Anche più di quanto lui volesse,
purtroppo.
“Hai parlato con Serena.” esalò,
scandendo ogni parola, immersa nei suoi arguti ragionamenti. Poi la voce le si
riempì di collera e gli puntò addosso uno sguardo accusatorio: “Sapevi che non
sono stata invitata quando me lo hai chiesto. L’hai fatto di proposito, ti stavi
prendendo gioco di me.”
“Non esagerare, adesso.” si
difese, turbato dal tono di lei, che era più che semplicemente risentito, era
tradito. Gli sembrava di rivivere la sera del Cotillon e non era
stata una delle sue esperienze preferite già la prima volta. Ricordò che aveva
anche rivelato a Serena la risposta di Blair alla domanda del Rettore e si
ritrovò a desiderare che lei non lo scoprisse mai.
“Oh, scommetto che tu e Serena
avete riso alle mie spalle perché lei è stata invitata e io no.

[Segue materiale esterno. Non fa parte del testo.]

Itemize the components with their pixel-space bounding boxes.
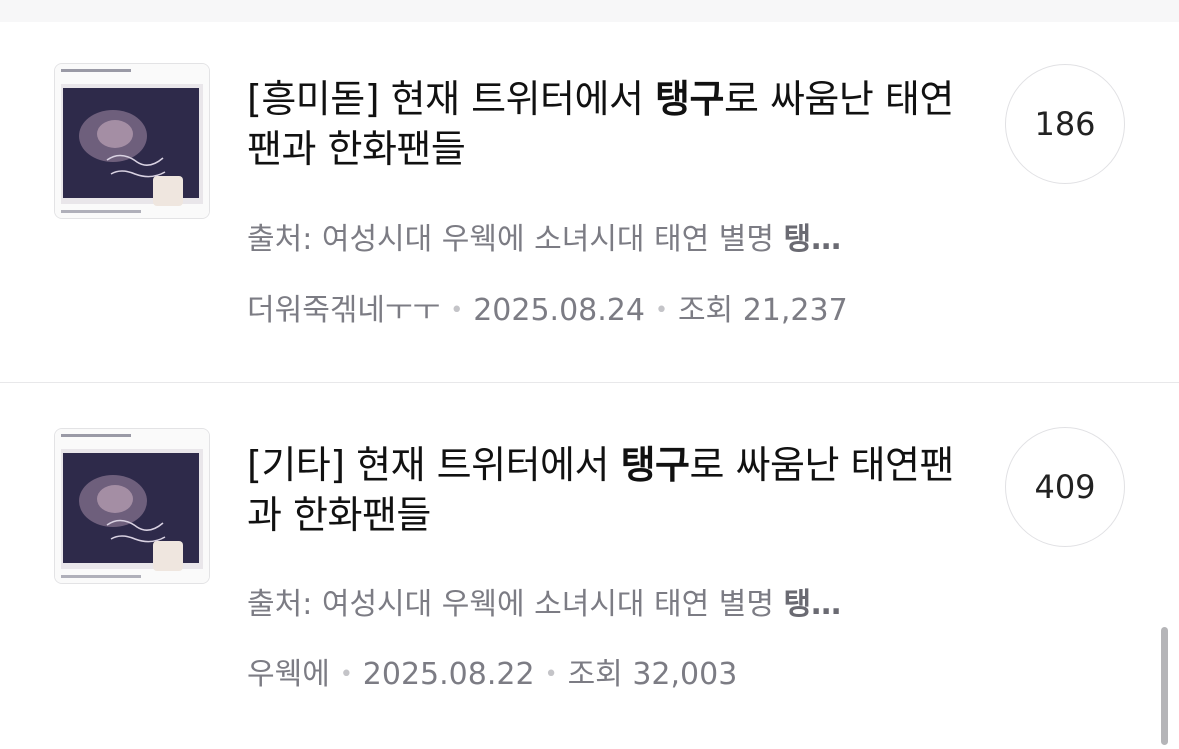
keyword-highlight: 탱…: [783, 222, 842, 257]
comment-count-badge[interactable]: 186: [1005, 64, 1125, 184]
top-strip: [0, 0, 1179, 22]
separator-dot: •: [654, 298, 668, 323]
keyword-highlight: 탱구: [655, 77, 724, 121]
post-meta: 더워죽겎네ㅜㅜ • 2025.08.24 • 조회 21,237: [247, 291, 848, 334]
post-meta: 우웩에 • 2025.08.22 • 조회 32,003: [247, 655, 737, 698]
post-snippet: 출처: 여성시대 우웩에 소녀시대 태연 별명 탱…: [247, 222, 842, 257]
list-item[interactable]: [기타] 현재 트위터에서 탱구로 싸움난 태연팬과 한화팬들 출처: 여성시대…: [0, 383, 1179, 749]
post-title[interactable]: [기타] 현재 트위터에서 탱구로 싸움난 태연팬과 한화팬들: [247, 440, 967, 540]
separator-dot: •: [339, 662, 353, 687]
post-snippet: 출처: 여성시대 우웩에 소녀시대 태연 별명 탱…: [247, 587, 842, 622]
views-label: 조회: [567, 657, 623, 692]
keyword-highlight: 탱…: [783, 587, 842, 622]
views-count: 21,237: [742, 293, 848, 328]
separator-dot: •: [544, 662, 558, 687]
author-name[interactable]: 더워죽겎네ㅜㅜ: [247, 293, 440, 328]
post-date: 2025.08.24: [473, 293, 645, 328]
author-name[interactable]: 우웩에: [247, 657, 330, 692]
post-date: 2025.08.22: [362, 657, 535, 692]
keyword-highlight: 탱구: [620, 443, 690, 487]
views-label: 조회: [677, 293, 734, 328]
post-thumbnail[interactable]: [54, 428, 210, 584]
separator-dot: •: [450, 298, 464, 323]
comment-count-badge[interactable]: 409: [1005, 427, 1125, 547]
post-title[interactable]: [흥미돋] 현재 트위터에서 탱구로 싸움난 태연팬과 한화팬들: [247, 74, 967, 174]
views-count: 32,003: [632, 657, 738, 692]
post-thumbnail[interactable]: [54, 63, 210, 219]
list-item[interactable]: [흥미돋] 현재 트위터에서 탱구로 싸움난 태연팬과 한화팬들 출처: 여성시…: [0, 22, 1179, 382]
scrollbar-thumb[interactable]: [1161, 627, 1168, 745]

Non ti è bastato
farla diventare regina, non è così? Ora la aiuti anche a distruggere il mio
futuro. Sei spregevole!” lo apostrofò, le sopracciglia aggrottate, le guance
paonazze, lo sguardo ribollente di rabbia. Chuck cercò di interromperla per dire
qualcosa che la arginasse, ma era troppo forte, troppo infervorata,
inarrestabile. “Pensi che quando sarò infelice come te ci rimetteremo insieme?
Ti illudi, Bass. Non sarò mai così patetica, e anche se lo fossi, saresti
l’ultima persona da cui andrei. Del resto, lo sei per tutti”.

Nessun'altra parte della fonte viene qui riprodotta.